Singkat cerita, mereka inilah sumbu penyulut dari yang kemudian terkenal dengan The Arab Spring.
Nilai Strategis Geopolitik Mesir
Mesir memang sangat strategis baik dari segi geo-ekonomi maupun geopolitik. John Perkins, ketika sedang dibina sebagai penjahat ekonomi(economic hitman) sempat dikuliahi oleh seorang mantan Economic Hitman bernama George Rich.
Menurut George Rich, yang ketika membagi ilmunya kepada Perkin sudah berusia 84 tahun itu, menuturkan bahwa Mesir selain punya posisi strategis untuk memainkan peran penting di dunia arab, tapi juga punya dampak strategis di kawasan Afrika.

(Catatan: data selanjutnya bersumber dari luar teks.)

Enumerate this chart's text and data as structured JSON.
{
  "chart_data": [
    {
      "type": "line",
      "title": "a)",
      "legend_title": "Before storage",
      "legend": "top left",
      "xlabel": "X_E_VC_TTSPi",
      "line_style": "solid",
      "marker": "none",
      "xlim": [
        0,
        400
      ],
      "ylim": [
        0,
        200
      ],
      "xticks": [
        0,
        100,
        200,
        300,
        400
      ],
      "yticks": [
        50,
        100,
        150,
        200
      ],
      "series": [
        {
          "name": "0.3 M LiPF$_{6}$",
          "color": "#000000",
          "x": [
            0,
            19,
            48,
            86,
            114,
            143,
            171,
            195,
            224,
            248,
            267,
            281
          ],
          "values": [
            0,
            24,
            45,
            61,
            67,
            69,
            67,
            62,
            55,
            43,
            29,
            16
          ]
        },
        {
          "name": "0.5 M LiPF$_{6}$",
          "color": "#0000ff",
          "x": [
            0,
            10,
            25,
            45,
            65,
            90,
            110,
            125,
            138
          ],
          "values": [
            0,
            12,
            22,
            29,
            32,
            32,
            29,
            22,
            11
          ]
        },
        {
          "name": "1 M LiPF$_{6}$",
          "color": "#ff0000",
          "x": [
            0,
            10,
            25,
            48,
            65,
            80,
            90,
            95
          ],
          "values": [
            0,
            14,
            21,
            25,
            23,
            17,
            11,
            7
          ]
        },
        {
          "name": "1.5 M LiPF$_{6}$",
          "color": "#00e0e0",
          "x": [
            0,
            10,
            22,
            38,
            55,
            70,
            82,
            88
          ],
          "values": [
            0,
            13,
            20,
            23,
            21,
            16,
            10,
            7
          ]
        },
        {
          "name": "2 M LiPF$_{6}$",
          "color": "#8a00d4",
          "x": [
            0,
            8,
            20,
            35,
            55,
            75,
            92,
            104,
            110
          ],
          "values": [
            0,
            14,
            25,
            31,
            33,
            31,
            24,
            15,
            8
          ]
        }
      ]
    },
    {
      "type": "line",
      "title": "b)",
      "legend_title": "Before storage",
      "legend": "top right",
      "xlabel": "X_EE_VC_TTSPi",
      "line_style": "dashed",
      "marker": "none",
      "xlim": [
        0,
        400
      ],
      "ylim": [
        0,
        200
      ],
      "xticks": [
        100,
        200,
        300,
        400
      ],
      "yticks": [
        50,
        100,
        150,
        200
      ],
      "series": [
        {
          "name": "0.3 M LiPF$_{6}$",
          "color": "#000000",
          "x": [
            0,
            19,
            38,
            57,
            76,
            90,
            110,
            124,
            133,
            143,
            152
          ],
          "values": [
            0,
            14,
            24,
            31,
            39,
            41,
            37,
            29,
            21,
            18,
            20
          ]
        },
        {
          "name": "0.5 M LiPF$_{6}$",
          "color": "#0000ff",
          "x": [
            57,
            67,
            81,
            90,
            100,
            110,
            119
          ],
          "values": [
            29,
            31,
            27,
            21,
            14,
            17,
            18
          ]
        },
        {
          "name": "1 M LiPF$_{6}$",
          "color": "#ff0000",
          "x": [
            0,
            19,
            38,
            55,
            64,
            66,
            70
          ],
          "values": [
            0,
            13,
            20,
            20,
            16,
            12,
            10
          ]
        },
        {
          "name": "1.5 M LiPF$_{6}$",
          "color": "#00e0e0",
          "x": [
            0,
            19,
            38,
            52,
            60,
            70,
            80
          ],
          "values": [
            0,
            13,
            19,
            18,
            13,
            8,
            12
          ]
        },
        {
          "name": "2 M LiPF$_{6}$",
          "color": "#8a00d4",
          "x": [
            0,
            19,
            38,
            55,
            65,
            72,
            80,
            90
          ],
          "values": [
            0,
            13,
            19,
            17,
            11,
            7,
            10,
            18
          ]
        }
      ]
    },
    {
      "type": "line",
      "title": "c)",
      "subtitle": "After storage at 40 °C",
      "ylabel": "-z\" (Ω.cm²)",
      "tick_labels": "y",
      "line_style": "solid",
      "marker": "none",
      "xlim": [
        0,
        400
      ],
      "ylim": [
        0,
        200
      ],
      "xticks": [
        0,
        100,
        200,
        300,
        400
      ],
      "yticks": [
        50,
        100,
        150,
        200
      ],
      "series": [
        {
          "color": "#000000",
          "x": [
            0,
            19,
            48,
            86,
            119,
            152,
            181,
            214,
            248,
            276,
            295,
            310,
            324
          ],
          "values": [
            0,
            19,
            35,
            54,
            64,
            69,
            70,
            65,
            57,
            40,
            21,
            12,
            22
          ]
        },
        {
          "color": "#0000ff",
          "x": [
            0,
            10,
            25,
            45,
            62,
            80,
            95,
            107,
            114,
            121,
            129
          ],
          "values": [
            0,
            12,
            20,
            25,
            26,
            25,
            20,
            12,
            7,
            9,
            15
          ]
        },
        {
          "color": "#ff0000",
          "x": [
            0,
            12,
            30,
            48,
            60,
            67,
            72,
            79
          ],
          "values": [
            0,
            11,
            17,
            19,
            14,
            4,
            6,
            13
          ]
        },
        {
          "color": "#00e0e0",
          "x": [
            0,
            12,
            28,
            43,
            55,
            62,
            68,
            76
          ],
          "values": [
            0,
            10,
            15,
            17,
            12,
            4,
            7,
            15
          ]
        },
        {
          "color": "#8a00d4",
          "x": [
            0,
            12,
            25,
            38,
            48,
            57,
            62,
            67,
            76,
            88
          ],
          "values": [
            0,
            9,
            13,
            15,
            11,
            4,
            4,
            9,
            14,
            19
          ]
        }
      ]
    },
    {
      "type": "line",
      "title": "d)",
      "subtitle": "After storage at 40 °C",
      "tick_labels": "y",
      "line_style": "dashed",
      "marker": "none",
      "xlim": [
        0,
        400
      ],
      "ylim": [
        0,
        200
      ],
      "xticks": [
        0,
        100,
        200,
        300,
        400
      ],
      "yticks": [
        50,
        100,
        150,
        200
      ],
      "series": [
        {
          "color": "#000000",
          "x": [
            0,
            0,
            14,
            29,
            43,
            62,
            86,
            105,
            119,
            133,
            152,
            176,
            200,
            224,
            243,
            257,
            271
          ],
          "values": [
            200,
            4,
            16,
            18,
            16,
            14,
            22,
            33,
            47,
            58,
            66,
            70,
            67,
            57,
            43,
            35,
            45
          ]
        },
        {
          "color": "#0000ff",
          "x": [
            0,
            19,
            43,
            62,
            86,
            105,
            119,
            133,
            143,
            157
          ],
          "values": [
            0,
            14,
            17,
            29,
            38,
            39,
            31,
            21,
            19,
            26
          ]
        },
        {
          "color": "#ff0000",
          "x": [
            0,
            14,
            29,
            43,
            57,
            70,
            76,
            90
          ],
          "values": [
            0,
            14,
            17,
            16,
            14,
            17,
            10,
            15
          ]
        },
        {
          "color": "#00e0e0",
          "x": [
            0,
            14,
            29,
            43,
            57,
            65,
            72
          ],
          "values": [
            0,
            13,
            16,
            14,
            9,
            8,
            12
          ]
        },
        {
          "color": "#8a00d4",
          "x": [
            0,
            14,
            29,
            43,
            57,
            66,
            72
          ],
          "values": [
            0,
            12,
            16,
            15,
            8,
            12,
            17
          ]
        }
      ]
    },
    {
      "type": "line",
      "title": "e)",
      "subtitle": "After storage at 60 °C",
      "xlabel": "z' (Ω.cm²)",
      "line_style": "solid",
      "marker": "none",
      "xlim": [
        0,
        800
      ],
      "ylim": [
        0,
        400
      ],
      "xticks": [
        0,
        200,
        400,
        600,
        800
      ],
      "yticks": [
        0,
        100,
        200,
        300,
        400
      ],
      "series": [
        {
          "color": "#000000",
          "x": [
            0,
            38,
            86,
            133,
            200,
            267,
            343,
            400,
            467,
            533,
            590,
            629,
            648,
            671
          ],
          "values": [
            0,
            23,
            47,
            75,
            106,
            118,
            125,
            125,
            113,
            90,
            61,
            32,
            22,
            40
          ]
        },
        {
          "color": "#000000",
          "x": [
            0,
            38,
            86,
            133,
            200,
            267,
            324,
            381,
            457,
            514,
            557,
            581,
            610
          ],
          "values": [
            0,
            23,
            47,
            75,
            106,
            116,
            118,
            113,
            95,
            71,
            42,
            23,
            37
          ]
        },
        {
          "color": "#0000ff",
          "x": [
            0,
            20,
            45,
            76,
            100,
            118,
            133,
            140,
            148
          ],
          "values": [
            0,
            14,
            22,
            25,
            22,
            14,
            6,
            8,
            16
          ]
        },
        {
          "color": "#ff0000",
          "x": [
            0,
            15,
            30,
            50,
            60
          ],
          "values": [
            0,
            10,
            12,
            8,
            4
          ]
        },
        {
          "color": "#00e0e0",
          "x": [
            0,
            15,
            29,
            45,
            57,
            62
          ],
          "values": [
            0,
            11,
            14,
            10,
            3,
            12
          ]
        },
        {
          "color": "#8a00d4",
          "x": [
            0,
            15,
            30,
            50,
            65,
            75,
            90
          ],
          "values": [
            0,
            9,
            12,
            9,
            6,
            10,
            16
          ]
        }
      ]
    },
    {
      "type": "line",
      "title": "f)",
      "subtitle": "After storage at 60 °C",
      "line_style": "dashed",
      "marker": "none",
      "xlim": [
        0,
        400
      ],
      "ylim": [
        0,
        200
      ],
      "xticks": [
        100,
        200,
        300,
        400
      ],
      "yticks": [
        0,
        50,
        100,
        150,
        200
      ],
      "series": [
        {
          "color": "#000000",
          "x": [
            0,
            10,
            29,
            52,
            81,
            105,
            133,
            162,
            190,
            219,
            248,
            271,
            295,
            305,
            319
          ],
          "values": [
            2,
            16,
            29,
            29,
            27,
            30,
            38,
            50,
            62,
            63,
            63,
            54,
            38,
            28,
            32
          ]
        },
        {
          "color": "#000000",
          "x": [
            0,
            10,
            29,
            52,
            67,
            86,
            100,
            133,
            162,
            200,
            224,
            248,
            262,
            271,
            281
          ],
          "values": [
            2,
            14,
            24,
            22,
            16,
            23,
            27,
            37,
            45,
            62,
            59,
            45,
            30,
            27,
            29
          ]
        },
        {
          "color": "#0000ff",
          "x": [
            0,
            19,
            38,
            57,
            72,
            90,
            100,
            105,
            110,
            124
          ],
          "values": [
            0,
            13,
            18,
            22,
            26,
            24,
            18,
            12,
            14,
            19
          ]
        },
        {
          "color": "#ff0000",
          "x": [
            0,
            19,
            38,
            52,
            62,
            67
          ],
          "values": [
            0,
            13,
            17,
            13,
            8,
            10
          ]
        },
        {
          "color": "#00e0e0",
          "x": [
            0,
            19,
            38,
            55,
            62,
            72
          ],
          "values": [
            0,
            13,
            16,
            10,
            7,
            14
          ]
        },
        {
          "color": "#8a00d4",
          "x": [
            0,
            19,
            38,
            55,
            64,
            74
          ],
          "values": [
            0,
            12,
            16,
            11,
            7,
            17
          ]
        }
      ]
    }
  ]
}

“Negeri ini merupakan jembatan baik dari sudut pandang geografi, sosial, ekonomi, dan etnik. Dan tentu saja agama. Pergilah ke Mesir, dan gunakan negeri itu sebagai daerah transit untuk menaklukkan Timur Tengah dan juga daerah transit untuk Afrika,” begitu petuah George Rich kepada kader mudanya John Perkins.
Bahkan ketika mengkader Perkins, George Rich sempat bernubuat yang kalau kita baca dalam konteks perkembangan global yang terjadi di Timur Tengah saat ini, ungkapan George Rich seakan baru kemarin terjadi.
“Kau akan segera berangkat ke Mesir, lalu ke Kuwait, Irak, dan Arab Saudi,” begitu kata Rich yang bernada instruktif sekaligus insinuative, betapa ketiga negara yang disebutnya tadi memang merupakan mata-rantai dari pengaruh Amerika Serikat dan Inggris di kawasan Timur Tengah, dengan Mesir yang dia istilahkan sebagai jembatan sekaligus daerah transit untuk menguasai Timur Tengah dan Afrika.
Bisa dibayangkan betapa vitalnya Mesir bagi Washington dan sekutu-sekutu baratnya dari Uni Eropa.
Apa yang bisa dipetik sebagai pelajaran bagi Indonesia? Bahwa skema Arab Spring yang melanda Afrika Utara dan Mesir ternyata bukan untuk mendorong akar-akar dukungan masyarakat yang sesungguhnya agar menjelma sebagai formasi politik di Mesir, melainkan sekedar untuk menggulingkan kekuasaan Mobarak.
Karena itu eforia people power ala Mesri jangan sampai terjadi di Indonesia. Pergantian kekuasaan tanpa skema revolusi, ternyata hanya menawarkan pergolakan dan pertumpahan darah tanpa niat mengubah susunan masyarakat maupun formasi kekuasaan.